I Hate Milano

Coronavirus, il web è la vita. Per l’Italia è la certificazione del fallimento

Se non cambia la mentalità e l’età anagrafica di una classe dirigente legata a un modo di fare del secolo scorso siamo condannati a un futuro di retroguardia

Coronavirus, il web è la vita. E per l’Italia è la certificazione del suo fallimento

"Accoronati", la  nuova rubrica di Affaritaliani.it Milano. Di Francesco Francio Mazza

Mentre scriviamo non conosciamo ancora l’esito dell’ennesima Eurogruppo, che è stata aggiornata dopo una nottata di liti, l’ennesima riunione “decisiva” dal cui esito dipenderà “il futuro dell’Europa”. E francamente ci interessa poco.
Si, perché a prescindere dalle misure finanziarie che saranno prese per far fronte all’emergenza, il massimo che possiamo sperare è tornare nella situazione di partenza. Una situazione che per il nostro Paese era tutto tranne che positiva.
C’è un dato, piuttosto che dovrebbe far riflettere il Paese e la percezione che ognuno di noi ha dello stesso.

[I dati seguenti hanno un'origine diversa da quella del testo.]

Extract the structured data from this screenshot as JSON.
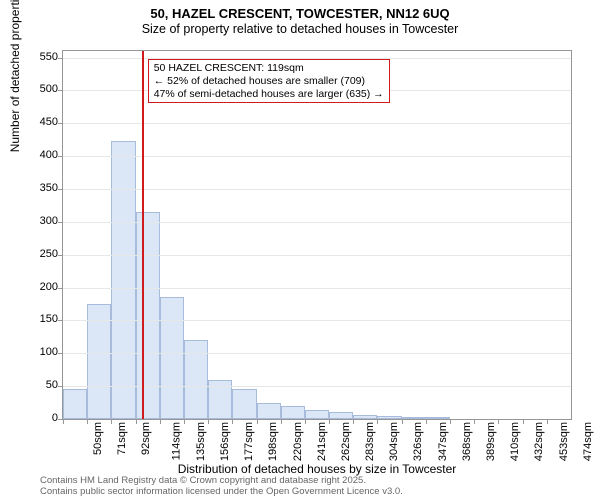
{
  "title": "50, HAZEL CRESCENT, TOWCESTER, NN12 6UQ",
  "subtitle": "Size of property relative to detached houses in Towcester",
  "ylabel": "Number of detached properties",
  "xlabel": "Distribution of detached houses by size in Towcester",
  "footer_line1": "Contains HM Land Registry data © Crown copyright and database right 2025.",
  "footer_line2": "Contains public sector information licensed under the Open Government Licence v3.0.",
  "annotation": {
    "line1": "50 HAZEL CRESCENT: 119sqm",
    "line2": "← 52% of detached houses are smaller (709)",
    "line3": "47% of semi-detached houses are larger (635) →"
  },
  "chart": {
    "type": "histogram",
    "background_color": "#ffffff",
    "grid_color": "#e7e7e7",
    "axis_color": "#969696",
    "bar_fill": "#dbe6f6",
    "bar_border": "#a9bbda",
    "vline_color": "#cf1b1b",
    "anno_border": "#cf1b1b",
    "ylim": [
      0,
      560
    ],
    "ytick_step": 50,
    "yticks": [
      0,
      50,
      100,
      150,
      200,
      250,
      300,
      350,
      400,
      450,
      500,
      550
    ],
    "x_start": 50,
    "x_step": 21.2,
    "x_bins": 21,
    "xtick_labels": [
      "50sqm",
      "71sqm",
      "92sqm",
      "114sqm",
      "135sqm",
      "156sqm",
      "177sqm",
      "198sqm",
      "220sqm",
      "241sqm",
      "262sqm",
      "283sqm",
      "304sqm",
      "326sqm",
      "347sqm",
      "368sqm",
      "389sqm",
      "410sqm",
      "432sqm",
      "453sqm",
      "474sqm"
    ],
    "values": [
      45,
      175,
      423,
      315,
      185,
      120,
      60,
      45,
      25,
      20,
      13,
      10,
      6,
      4,
      2,
      1,
      0,
      0,
      0,
      0,
      0
    ],
    "marker_sqm": 119,
    "title_fontsize": 13,
    "subtitle_fontsize": 12.5,
    "label_fontsize": 12,
    "tick_fontsize": 11,
    "anno_fontsize": 10.5,
    "footer_fontsize": 9.5
  }
}
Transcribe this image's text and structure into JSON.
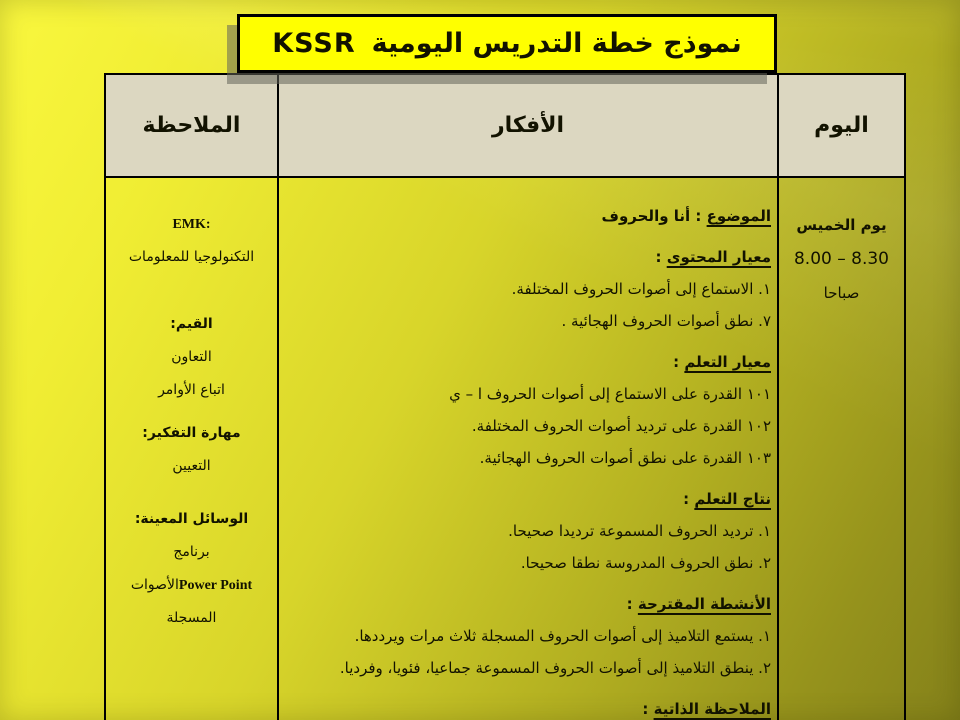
{
  "colors": {
    "bg_light": "#f9f73e",
    "bg_mid": "#d8d52a",
    "bg_dark": "#84811a",
    "title_bg": "#ffff00",
    "header_bg": "#dcd7c1",
    "border": "#000000",
    "text": "#121200"
  },
  "title": {
    "ar": "نموذج خطة التدريس اليومية",
    "latin": "KSSR"
  },
  "table": {
    "header": {
      "day": "اليوم",
      "ideas": "الأفكار",
      "notes": "الملاحظة"
    },
    "day": {
      "weekday": "يوم الخميس",
      "time": "8.00 – 8.30",
      "period": "صباحا"
    },
    "ideas": {
      "sections": [
        {
          "heading": "الموضوع",
          "rest": " : أنا والحروف",
          "items": []
        },
        {
          "heading": "معيار المحتوى",
          "rest": " :",
          "items": [
            "١. الاستماع إلى أصوات الحروف المختلفة.",
            "٧. نطق أصوات الحروف الهجائية ."
          ]
        },
        {
          "heading": "معيار التعلم",
          "rest": " :",
          "items": [
            "١٠١ القدرة على الاستماع إلى أصوات الحروف ا – ي",
            "١٠٢ القدرة على ترديد أصوات الحروف المختلفة.",
            "١٠٣ القدرة على نطق أصوات الحروف الهجائية."
          ]
        },
        {
          "heading": "نتاج التعلم",
          "rest": " :",
          "items": [
            "١. ترديد الحروف المسموعة ترديدا صحيحا.",
            "٢. نطق الحروف المدروسة نطقا صحيحا."
          ]
        },
        {
          "heading": "الأنشطة المقترحة",
          "rest": " :",
          "items": [
            "١. يستمع التلاميذ إلى أصوات الحروف المسجلة ثلاث مرات ويرددها.",
            "٢. ينطق التلاميذ إلى أصوات الحروف المسموعة جماعيا، فئويا، وفرديا."
          ]
        },
        {
          "heading": "الملاحظة الذاتية",
          "rest": " :",
          "items": []
        }
      ]
    },
    "notes": {
      "emk_label": "EMK:",
      "emk_value": "التكنولوجيا للمعلومات",
      "values_label": "القيم:",
      "values_item1": "التعاون",
      "values_item2": "اتباع الأوامر",
      "thinking_label": "مهارة التفكير:",
      "thinking_value": "التعيين",
      "aids_label": "الوسائل المعينة:",
      "aids_line1": "برنامج",
      "aids_line2_latin": "Power Point",
      "aids_line2_ar": "الأصوات",
      "aids_line3": "المسجلة"
    }
  }
}
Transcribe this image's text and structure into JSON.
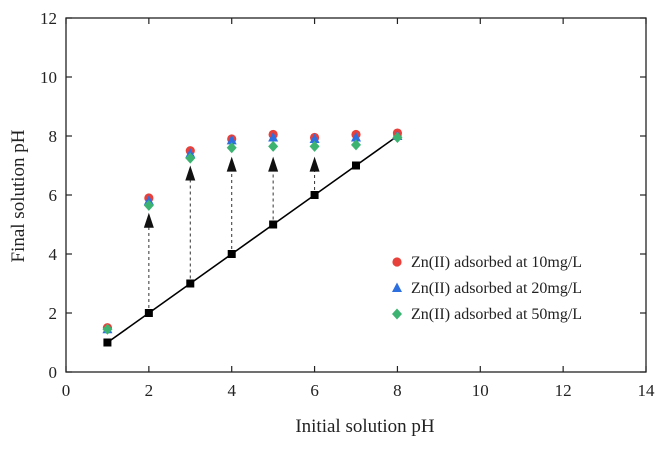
{
  "chart_data": {
    "type": "scatter",
    "title": "",
    "xlabel": "Initial solution pH",
    "ylabel": "Final solution pH",
    "xlim": [
      0,
      14
    ],
    "ylim": [
      0,
      12
    ],
    "xticks": [
      0,
      2,
      4,
      6,
      8,
      10,
      12,
      14
    ],
    "yticks": [
      0,
      2,
      4,
      6,
      8,
      10,
      12
    ],
    "grid": false,
    "legend_position": "right",
    "reference_line": {
      "x": [
        1,
        2,
        3,
        4,
        5,
        6,
        7,
        8
      ],
      "y": [
        1,
        2,
        3,
        4,
        5,
        6,
        7,
        8
      ],
      "color": "#000000",
      "marker": "square"
    },
    "arrows": [
      {
        "x": 2,
        "from": 2,
        "to": 5.4
      },
      {
        "x": 3,
        "from": 3,
        "to": 7.0
      },
      {
        "x": 4,
        "from": 4,
        "to": 7.3
      },
      {
        "x": 5,
        "from": 5,
        "to": 7.3
      },
      {
        "x": 6,
        "from": 6,
        "to": 7.3
      }
    ],
    "series": [
      {
        "name": "Zn(II) adsorbed at 10mg/L",
        "marker": "circle",
        "color": "#e8403a",
        "x": [
          1,
          2,
          3,
          4,
          5,
          6,
          7,
          8
        ],
        "y": [
          1.5,
          5.9,
          7.5,
          7.9,
          8.05,
          7.95,
          8.05,
          8.1
        ]
      },
      {
        "name": "Zn(II) adsorbed at 20mg/L",
        "marker": "triangle",
        "color": "#2e6fe0",
        "x": [
          1,
          2,
          3,
          4,
          5,
          6,
          7,
          8
        ],
        "y": [
          1.45,
          5.8,
          7.4,
          7.85,
          7.95,
          7.9,
          7.95,
          8.0
        ]
      },
      {
        "name": "Zn(II) adsorbed at 50mg/L",
        "marker": "diamond",
        "color": "#3cb371",
        "x": [
          1,
          2,
          3,
          4,
          5,
          6,
          7,
          8
        ],
        "y": [
          1.45,
          5.65,
          7.25,
          7.6,
          7.65,
          7.65,
          7.7,
          7.95
        ]
      }
    ]
  }
}
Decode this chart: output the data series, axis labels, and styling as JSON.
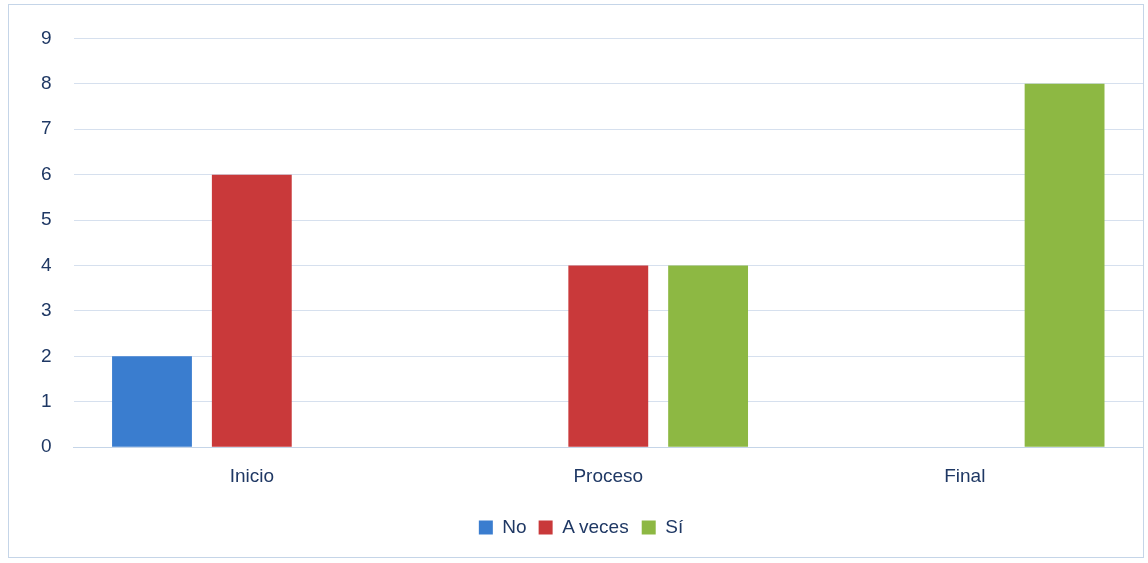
{
  "chart_data": {
    "type": "bar",
    "categories": [
      "Inicio",
      "Proceso",
      "Final"
    ],
    "series": [
      {
        "name": "No",
        "color": "#3a7dcf",
        "values": [
          2,
          0,
          0
        ]
      },
      {
        "name": "A veces",
        "color": "#c9393a",
        "values": [
          6,
          4,
          0
        ]
      },
      {
        "name": "Sí",
        "color": "#8db843",
        "values": [
          0,
          4,
          8
        ]
      }
    ],
    "ylim": [
      0,
      9
    ],
    "yticks": [
      0,
      1,
      2,
      3,
      4,
      5,
      6,
      7,
      8,
      9
    ],
    "grid": "y",
    "legend": "bottom"
  }
}
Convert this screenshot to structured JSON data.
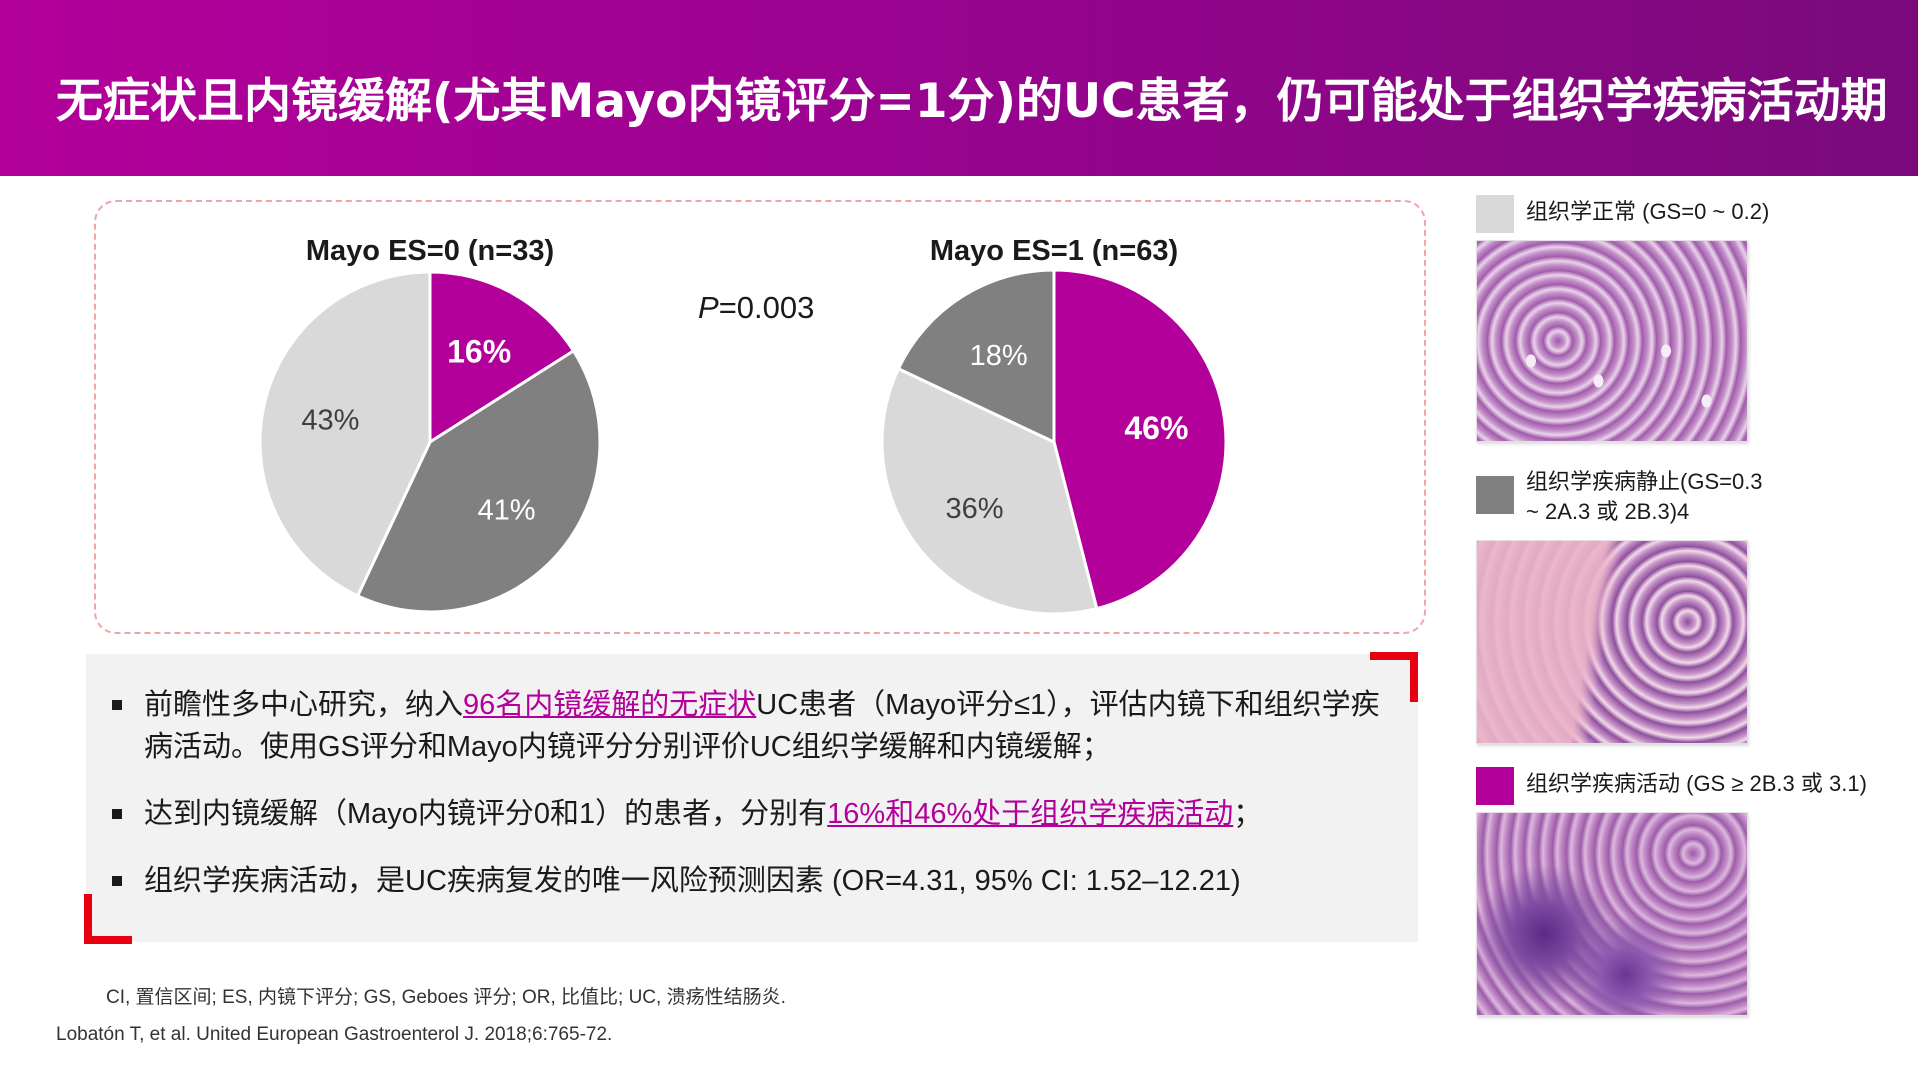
{
  "header": {
    "title": "无症状且内镜缓解(尤其Mayo内镜评分=1分)的UC患者，仍可能处于组织学疾病活动期"
  },
  "colors": {
    "normal": "#d9d9d9",
    "quiescent": "#808080",
    "active": "#b3009a"
  },
  "p_value": {
    "prefix": "P",
    "rest": "=0.003"
  },
  "chart_data": [
    {
      "type": "pie",
      "title": "Mayo ES=0 (n=33)",
      "slices": [
        {
          "category": "组织学疾病活动",
          "value": 16,
          "label": "16%",
          "color": "#b3009a"
        },
        {
          "category": "组织学疾病静止",
          "value": 41,
          "label": "41%",
          "color": "#808080"
        },
        {
          "category": "组织学正常",
          "value": 43,
          "label": "43%",
          "color": "#d9d9d9"
        }
      ]
    },
    {
      "type": "pie",
      "title": "Mayo ES=1 (n=63)",
      "slices": [
        {
          "category": "组织学疾病活动",
          "value": 46,
          "label": "46%",
          "color": "#b3009a"
        },
        {
          "category": "组织学正常",
          "value": 36,
          "label": "36%",
          "color": "#d9d9d9"
        },
        {
          "category": "组织学疾病静止",
          "value": 18,
          "label": "18%",
          "color": "#808080"
        }
      ]
    }
  ],
  "legend": {
    "normal": {
      "line1": "组织学正常 (GS=0 ~ 0.2)"
    },
    "quiescent": {
      "line1": "组织学疾病静止(GS=0.3",
      "line2": "~ 2A.3 或 2B.3)4"
    },
    "active": {
      "line1": "组织学疾病活动 (GS ≥ 2B.3 或 3.1)"
    }
  },
  "bullets": {
    "b1": {
      "part1": "前瞻性多中心研究，纳入",
      "highlight": "96名内镜缓解的无症状",
      "part2": "UC患者（Mayo评分≤1），评估内镜下和组织学疾病活动。使用GS评分和Mayo内镜评分分别评价UC组织学缓解和内镜缓解；"
    },
    "b2": {
      "part1": "达到内镜缓解（Mayo内镜评分0和1）的患者，分别有",
      "highlight": "16%和46%处于组织学疾病活动",
      "part2": "；"
    },
    "b3": {
      "text": "组织学疾病活动，是UC疾病复发的唯一风险预测因素 (OR=4.31, 95% CI: 1.52–12.21)"
    }
  },
  "footnotes": {
    "abbrev": "CI, 置信区间; ES, 内镜下评分; GS, Geboes 评分; OR, 比值比; UC, 溃疡性结肠炎.",
    "reference": "Lobatón T, et al. United European Gastroenterol J. 2018;6:765-72."
  }
}
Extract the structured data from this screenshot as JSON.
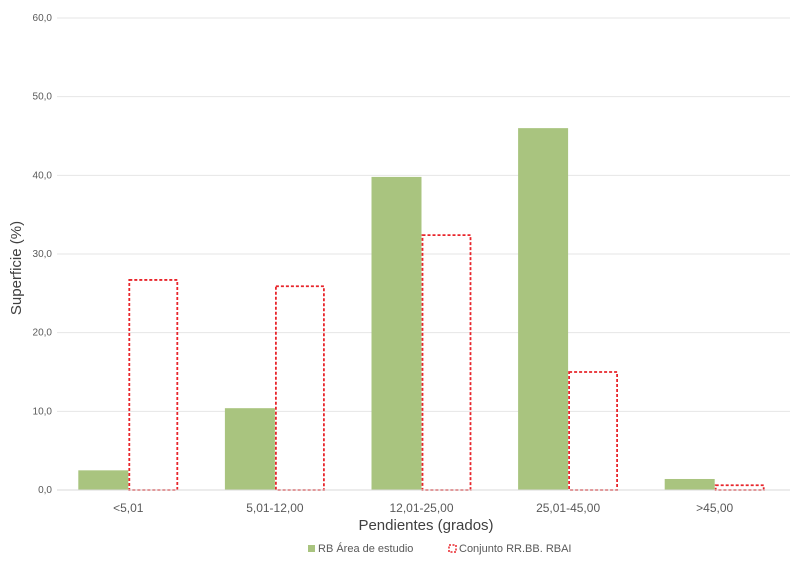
{
  "chart_data": {
    "type": "bar",
    "categories": [
      "<5,01",
      "5,01-12,00",
      "12,01-25,00",
      "25,01-45,00",
      ">45,00"
    ],
    "series": [
      {
        "name": "RB Área de estudio",
        "values": [
          2.5,
          10.4,
          39.8,
          46.0,
          1.4
        ],
        "color": "#a9c47f",
        "style": "filled"
      },
      {
        "name": "Conjunto RR.BB. RBAI",
        "values": [
          26.7,
          25.9,
          32.4,
          15.0,
          0.6
        ],
        "color": "#e8252b",
        "style": "dashed-outline"
      }
    ],
    "title": "",
    "xlabel": "Pendientes  (grados)",
    "ylabel": "Superficie  (%)",
    "ylim": [
      0,
      60
    ],
    "yticks": [
      "0,0",
      "10,0",
      "20,0",
      "30,0",
      "40,0",
      "50,0",
      "60,0"
    ],
    "grid": true,
    "legend_position": "bottom"
  }
}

E’ un numero rivelato da una ricerca Istat uscita un paio di giorni fa secondo cui una famiglia italiana su tre in casa non ha un computer e una famiglia italiana su due dispone di un solo computer per nucleo familiare.
Sono dati che non hanno eguali nei Paesi avanzati del mondo, che fanno il pari con le classifiche secondo cui l’Italia è ultima in Europa per accesso alla banda larga, incalzata persino dalla Bielorussia.
In un mondo che viaggia verso il digitale, dove il web – come ha drammaticamente dimostrato l’emergenza legata al virus – coincide ormai con la vita stessa, non è nè un azzardo nè un’esagerazione affermare che l’Italia, da un punto di vista tecnologico, sia un Paese del terzo mondo.
Dunque possiamo ricevere tutti gli aiuti che vogliamo dall’Europa, ma se non cambia la mentalità e l’età anagrafica di una classe dirigente di sessanta-settantenni legati a un modo di essere e di fare del secolo scorso, siamo condannati a un futuro ancora più di retroguardia di quanto non sia stato di retroguardia il nostro recente passato.
E’ giusto indignarsi per il modo in cui siamo stati trattati dai partner europei ma è sbagliato pensare che la soluzione ai nostri problemi passi soltanto da lì, come tutti i politici dell’arco costituzionale (nessuno escluso) stanno provando a convincerci da settimane per avere un comodo capro espiatorio a cui intestare i loro fallimenti.
Perchè nel momento in cui l’unico modo per uscire dall’emergenza sarà – per esempio – il tracciamento informatico dei contagi o una app che in tempo reale invierà sul telefono un codice da mostrare per poter entrare nei negozi, e intere fette di popolazione o di territorio ne rimarranno escluse a causa del loro analfabetismo digitale, qualcuno inizierà a chiedersi come tutto questo sia stato possibile.
Come mai abbiamo finanziato provvedimenti che ancora gridano vendetta come gli 80 euro (Renzi), il reddito di cittadinanza (Di Maio) o quota 100 (Salvini) figli di un modo di intendere lo Stato e la politica assistenzialista e clientelare, del tutto inadeguato a realizzare quella grande opera di ammodernamento di cui il Paese aveva e ha disperato bisogno.
Qualunque sia l’esito della riunione, dunque, i problemi non saranno che rimandati.
Dai fiori non nasce niente, dal letame nascono i fiori, diceva il poeta. Forse da questa tonnellata di merda che ci è cascata addosso nascerà, un domani, il fiore della responsabilità.